XXIVe Journée scientifique de l’AMISEK du samedi 10 décembre 2005
CONTROVERSES EN CHIRURGIE ET REEDUCATION DE LA CHEVILLE

Chairmans : Dr M. Jeanjot et M. Y. Xhardez - Président d’honneur : Dr M. Clemens

Auditoire de l’Institut Supérieur d’Ergothérapie et de Kinésithérapie (Haute Ecole P.-H. Spaak)

 

Pièges et complications des entorses externes de la cheville

 

Dr Pierre Maldague

 

La pathologie des entorses de la cheville est souvent mal comprise et mal traitée.

Une bonne connaissance de l'anatomie ligamentaire permet de comprendre le mode d'apparition des lésions et de préciser leur gravité.
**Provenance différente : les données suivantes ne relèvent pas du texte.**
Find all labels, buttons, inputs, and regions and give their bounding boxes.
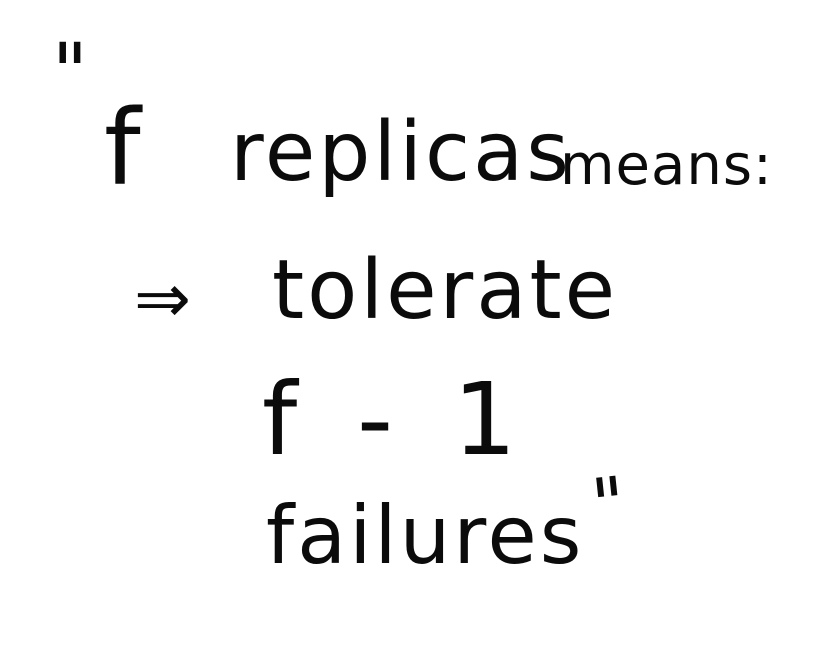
- expression-f-minus-1: f - 1: [262, 361, 531, 478]
- word-replicas: replicas: [230, 105, 573, 200]
- word-tolerate: tolerate: [272, 243, 619, 338]
- close-quote: ": [587, 460, 630, 548]
- word-means: means:: [560, 133, 773, 198]
- word-failures: failures: [266, 489, 585, 582]
- variable-f: f: [104, 87, 141, 209]
- open-quote: ": [52, 28, 88, 118]
- implies-arrow-icon: ⇒: [134, 260, 191, 339]
- handwritten-note: " f replicas means: ⇒ tolerate f - 1 fai…: [0, 0, 813, 645]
Le diagnostic est essentiel. Il doit inclure une stadification précise de l'entorse. Il commence par un interrogatoire complet à propos des antécédents du patient, du mode de survenue et des circonstances de l'accident. Il est suivi par un examen clinique systématique des deux colonnes et de l'arrière pied pour finir par l'examen de la cheville. Dans les entorses graves, la recherche d'une laxité est indispensable en urgence ou lors du contrôle ultérieur à cinq jours. La radiographie est essentielle afin d'exclure des lésions associées. Les clichés dynamiques permettent de confirmer la présence d'une éventuelle laxité pathologique.
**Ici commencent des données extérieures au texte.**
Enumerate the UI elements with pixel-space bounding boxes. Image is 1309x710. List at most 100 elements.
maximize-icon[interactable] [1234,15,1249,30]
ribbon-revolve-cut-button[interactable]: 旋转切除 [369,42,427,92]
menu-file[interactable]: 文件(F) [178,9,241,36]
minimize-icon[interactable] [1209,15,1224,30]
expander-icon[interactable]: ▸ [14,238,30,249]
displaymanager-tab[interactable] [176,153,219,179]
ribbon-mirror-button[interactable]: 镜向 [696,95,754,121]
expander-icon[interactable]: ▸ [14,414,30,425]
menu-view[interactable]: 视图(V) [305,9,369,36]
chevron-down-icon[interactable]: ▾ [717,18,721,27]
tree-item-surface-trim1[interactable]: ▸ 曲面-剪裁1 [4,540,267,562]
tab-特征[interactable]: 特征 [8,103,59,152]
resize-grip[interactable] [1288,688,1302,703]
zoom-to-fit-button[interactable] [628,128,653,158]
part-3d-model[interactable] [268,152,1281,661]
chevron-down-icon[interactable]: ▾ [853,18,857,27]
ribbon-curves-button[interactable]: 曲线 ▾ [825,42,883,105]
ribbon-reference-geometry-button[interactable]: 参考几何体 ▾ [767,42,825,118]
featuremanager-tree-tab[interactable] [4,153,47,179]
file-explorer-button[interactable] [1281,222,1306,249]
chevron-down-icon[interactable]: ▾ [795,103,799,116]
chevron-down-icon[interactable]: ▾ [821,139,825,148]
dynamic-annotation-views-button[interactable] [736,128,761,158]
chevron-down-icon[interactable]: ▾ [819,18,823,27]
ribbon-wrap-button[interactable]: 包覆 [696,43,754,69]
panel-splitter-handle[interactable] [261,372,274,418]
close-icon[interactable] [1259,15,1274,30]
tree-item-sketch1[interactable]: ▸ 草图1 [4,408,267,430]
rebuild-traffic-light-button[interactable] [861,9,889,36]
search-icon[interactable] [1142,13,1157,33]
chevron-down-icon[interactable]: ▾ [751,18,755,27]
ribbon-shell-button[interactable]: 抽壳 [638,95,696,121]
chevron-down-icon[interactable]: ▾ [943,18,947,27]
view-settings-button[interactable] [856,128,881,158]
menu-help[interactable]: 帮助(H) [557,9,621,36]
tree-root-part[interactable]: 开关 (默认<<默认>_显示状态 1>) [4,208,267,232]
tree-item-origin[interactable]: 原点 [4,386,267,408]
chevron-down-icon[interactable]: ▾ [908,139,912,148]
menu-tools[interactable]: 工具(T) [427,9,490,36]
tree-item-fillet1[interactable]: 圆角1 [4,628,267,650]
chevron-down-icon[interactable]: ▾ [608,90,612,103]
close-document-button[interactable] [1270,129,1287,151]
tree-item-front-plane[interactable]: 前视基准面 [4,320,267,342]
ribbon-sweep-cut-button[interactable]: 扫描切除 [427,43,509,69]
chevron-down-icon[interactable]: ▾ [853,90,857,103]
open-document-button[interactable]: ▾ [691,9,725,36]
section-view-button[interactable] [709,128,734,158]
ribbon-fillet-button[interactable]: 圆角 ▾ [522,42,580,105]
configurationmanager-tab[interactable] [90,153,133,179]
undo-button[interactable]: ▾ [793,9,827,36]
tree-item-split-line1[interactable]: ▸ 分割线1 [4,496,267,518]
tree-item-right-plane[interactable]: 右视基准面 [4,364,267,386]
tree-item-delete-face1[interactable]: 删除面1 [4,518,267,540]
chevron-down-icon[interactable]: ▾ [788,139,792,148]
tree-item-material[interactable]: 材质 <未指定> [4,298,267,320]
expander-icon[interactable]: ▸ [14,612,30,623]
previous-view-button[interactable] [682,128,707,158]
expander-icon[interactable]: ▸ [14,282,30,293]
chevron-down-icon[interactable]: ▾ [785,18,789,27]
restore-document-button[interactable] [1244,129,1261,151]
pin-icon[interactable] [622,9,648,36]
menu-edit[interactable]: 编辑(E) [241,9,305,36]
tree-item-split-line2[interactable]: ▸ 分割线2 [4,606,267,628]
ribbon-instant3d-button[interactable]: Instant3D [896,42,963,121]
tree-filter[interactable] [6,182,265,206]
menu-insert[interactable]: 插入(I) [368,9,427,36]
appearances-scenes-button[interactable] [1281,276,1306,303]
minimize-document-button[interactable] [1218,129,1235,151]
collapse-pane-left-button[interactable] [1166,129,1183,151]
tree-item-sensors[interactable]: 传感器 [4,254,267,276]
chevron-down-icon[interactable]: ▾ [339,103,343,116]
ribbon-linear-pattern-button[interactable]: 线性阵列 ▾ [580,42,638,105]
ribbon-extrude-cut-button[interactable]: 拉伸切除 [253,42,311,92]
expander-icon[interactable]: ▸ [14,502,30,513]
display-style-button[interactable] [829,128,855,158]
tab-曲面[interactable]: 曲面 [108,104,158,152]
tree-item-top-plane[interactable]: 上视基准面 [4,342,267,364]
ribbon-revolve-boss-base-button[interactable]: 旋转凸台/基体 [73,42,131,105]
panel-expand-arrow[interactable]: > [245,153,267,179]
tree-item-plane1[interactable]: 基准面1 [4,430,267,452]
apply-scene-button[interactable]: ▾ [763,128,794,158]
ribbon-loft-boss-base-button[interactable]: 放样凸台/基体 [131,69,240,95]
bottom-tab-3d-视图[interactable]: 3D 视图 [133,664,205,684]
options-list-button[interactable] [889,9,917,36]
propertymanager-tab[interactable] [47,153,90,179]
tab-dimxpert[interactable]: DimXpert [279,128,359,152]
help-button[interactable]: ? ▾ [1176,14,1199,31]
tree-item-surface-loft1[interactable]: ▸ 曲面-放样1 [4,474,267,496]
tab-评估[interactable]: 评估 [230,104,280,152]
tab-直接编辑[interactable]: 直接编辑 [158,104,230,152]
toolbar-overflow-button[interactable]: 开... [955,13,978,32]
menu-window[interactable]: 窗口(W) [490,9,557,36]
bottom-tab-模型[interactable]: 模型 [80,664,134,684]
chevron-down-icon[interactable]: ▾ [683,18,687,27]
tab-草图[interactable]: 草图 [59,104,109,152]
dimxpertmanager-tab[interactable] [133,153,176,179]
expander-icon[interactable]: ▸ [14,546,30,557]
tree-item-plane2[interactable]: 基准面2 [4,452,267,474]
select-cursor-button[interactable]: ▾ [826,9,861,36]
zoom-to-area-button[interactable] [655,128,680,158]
Le traitement doit toujours comprendre une période de mise au repos afin de permettre une cicatrisation des lésions. Le non-respect de cette règle est la première cause de retard d'évolution.

Les complications des entorses de la cheville sont fréquentes. On distingue les complications des entorses externes proprement dites, les lésions associées et les erreurs de diagnostic.

Les entorses externes peuvent notamment entraîner une instabilité chronique, une synovite articulaire ou un conflit tissulaire antéro-externe (impigement syndrome).

Un bilan insuffisant peut faire ignorer la présence de lésions associées telles que fracture ou arrachement, lésion des fibulaires ou du tibialis postérior, fracture du tubercule externe, lésions du tubercule postérieur ou de l'os trigone et lésions ostéochondrales. Non diagnostiquées ces lésions ralentiront l'évolution et risquent de laisser des séquelles à long terme.

Enfin, tout traumatisme de la cheville ne conduit pas à une entorse externe. Il faut savoir reconnaître et éviter une série de pièges. Parmi ceux-ci, les entorses internes, les entorses calcanéo-cuboïdiennes ou la rupture du tendon d'Achille. Ici aussi leur méconnaissance conduit souvent à des complications plus ou moins sévères.

En conclusion, il n'y a pas qu'une forme d'entorse externe et un seul mode de traitement. Le diagnostic et la prise en charge sont parfois délicats. Ils réclament expérience et vigilance au quotidien.